Levin is the author of numerous books, including Privatizing Educational Choice, co-authored with Clive Belfield. Belfield, and Cost-Effectiveness and Educational Policy, co-edited with Patrick J. McEwan. From 1986-2000, Levin served as the Director of the Accelerated Schools Project, national school reform initiative for accelerating the education of at-risk youngsters. At its height, the project reached more than 1,000 Accelerated elementary and secondary schools in some 40 states, with 50 schools in Hong Kong.
In 1992 Levin received the Charles A. Dana Award for Pioneering Contributions to Education.

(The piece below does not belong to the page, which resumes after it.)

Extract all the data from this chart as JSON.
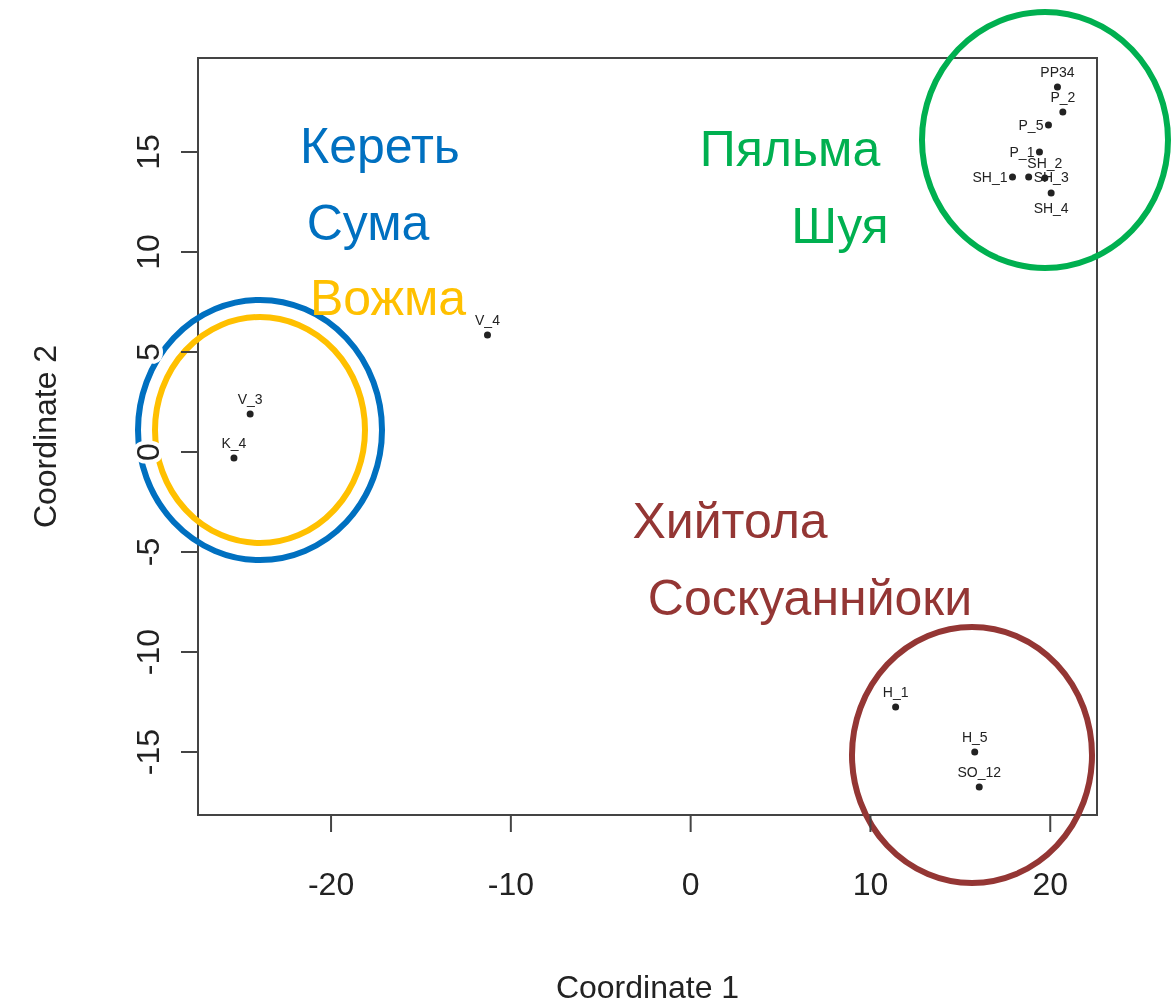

Receiving honorary doctorates along with Levin were Alfred Goldberg, Professor of Cell Biology at Harvard Medical School; Philip Alston, John Norton Pomeroy Professor of Law at New York University; A. Parsu Parasuraman, Professor of Marketing and James W. McLamore Chair at the University of Miami’s School of Business Administration; Beate Kohler-Koch, Emeritus Professor of International Relatinos and European Integration, of the University of Mannheim; and Kamil Ugurbil, Professor, Department of Radiology, Neuroscience and Medicine, and holder of the McKnight Preside3ntial Endowed Chair of Radiology at the University of Minnesota.